Why were some people subjected to horrors beyond imagination, while others lived in relative comfort, and then disappeared into light, without such suffering? Why were many people still out there somewhere, going on with their lives as if nothing had happened? Natasha could not easily comprehend this detail, this suffering. She wasn’t foolish enough to demand fairness, but she did feel like she had a right to ask why.

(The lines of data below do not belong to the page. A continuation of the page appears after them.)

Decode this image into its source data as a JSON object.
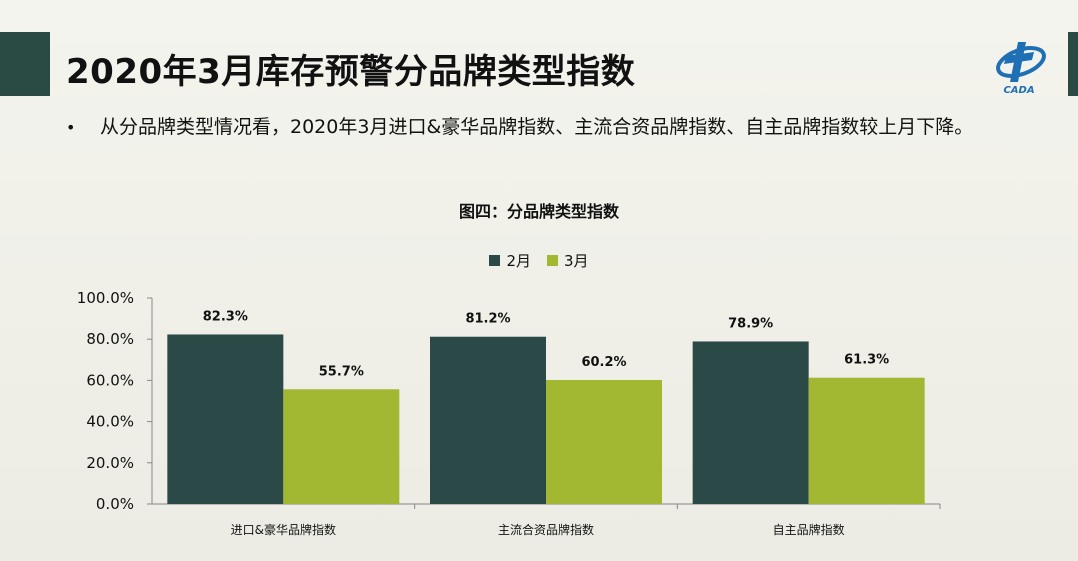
{
  "page": {
    "title": "2020年3月库存预警分品牌类型指数",
    "bullet_symbol": "•",
    "bullet_text": "从分品牌类型情况看，2020年3月进口&豪华品牌指数、主流合资品牌指数、自主品牌指数较上月下降。"
  },
  "logo": {
    "icon": "cada-logo-icon",
    "text": "CADA"
  },
  "colors": {
    "series_feb": "#2b4a47",
    "series_mar": "#a2b832",
    "title_bar": "#2a4a44"
  },
  "chart_data": {
    "type": "bar",
    "title": "图四：分品牌类型指数",
    "categories": [
      "进口&豪华品牌指数",
      "主流合资品牌指数",
      "自主品牌指数"
    ],
    "series": [
      {
        "name": "2月",
        "values": [
          82.3,
          81.2,
          78.9
        ],
        "labels": [
          "82.3%",
          "81.2%",
          "78.9%"
        ]
      },
      {
        "name": "3月",
        "values": [
          55.7,
          60.2,
          61.3
        ],
        "labels": [
          "55.7%",
          "60.2%",
          "61.3%"
        ]
      }
    ],
    "ylim": [
      0,
      100
    ],
    "yticks": [
      "0.0%",
      "20.0%",
      "40.0%",
      "60.0%",
      "80.0%",
      "100.0%"
    ],
    "legend": "top-center",
    "grid": false
  }
}
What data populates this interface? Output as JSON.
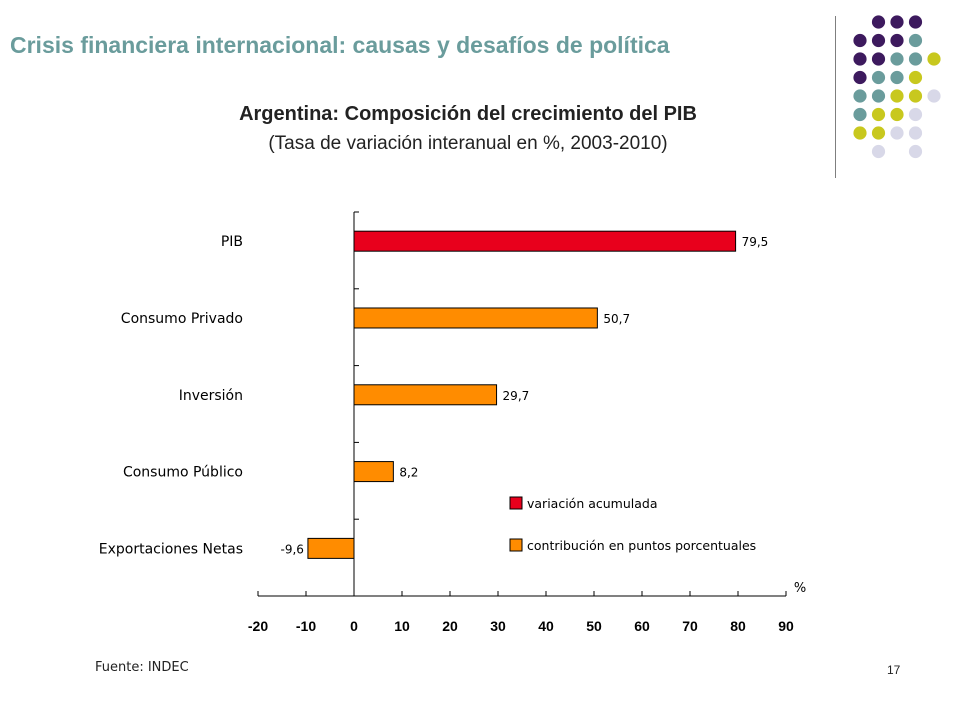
{
  "slide": {
    "header_title": "Crisis financiera internacional: causas y desafíos de política",
    "source": "Fuente: INDEC",
    "page_number": "17",
    "dot_colors": [
      "#3d1a5e",
      "#6a9c9c",
      "#c8c81e",
      "#d8d8e8"
    ]
  },
  "chart_data": {
    "type": "bar",
    "orientation": "horizontal",
    "title": "Argentina: Composición del crecimiento del PIB",
    "subtitle": "(Tasa de variación interanual en %, 2003-2010)",
    "unit_label": "%",
    "categories": [
      "PIB",
      "Consumo Privado",
      "Inversión",
      "Consumo Público",
      "Exportaciones Netas"
    ],
    "values": [
      79.5,
      50.7,
      29.7,
      8.2,
      -9.6
    ],
    "value_labels": [
      "79,5",
      "50,7",
      "29,7",
      "8,2",
      "-9,6"
    ],
    "series_index": [
      0,
      1,
      1,
      1,
      1
    ],
    "series": [
      {
        "name": "variación acumulada",
        "color": "#e8001c"
      },
      {
        "name": "contribución en puntos porcentuales",
        "color": "#ff8c00"
      }
    ],
    "xlim": [
      -20,
      90
    ],
    "xticks": [
      "-20",
      "-10",
      "0",
      "10",
      "20",
      "30",
      "40",
      "50",
      "60",
      "70",
      "80",
      "90"
    ],
    "grid": false,
    "legend_position": "lower-right"
  }
}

Anyway, she was glad that Cole was not a dragger. That bit of unfairness she could appreciate. Cole’s billet wasn’t easy by any stretch of the imagination, but there was no job worse than that of dragger, and she was relieved that her brother, at least, had escaped death duty. Cole had drawn garbage detail. He was hauling trash (mostly human waste and kitchen refuse.) Not human bodies, though. The stench in Cole’s job was bad too, she imagined, but his job had the advantage that he wasn’t hauling bodies that would come apart and spill their contents across the ground, causing you to slip in the guts as you dragged the lumps of flesh to the fires. Handling kitchen refuse was worse than the worst day of any job ever held by the imaginary woman in New York City who’d died in the flash of light, but at least Cole didn’t end up covered from head to toe at the end of the day with gooey remains of what once were people. Natasha thought about the fairness of that and how fairness didn’t even matter when it came to her brother. Humans are capricious and hypocritical that way — always demanding fairness and justice, but never really wanting it.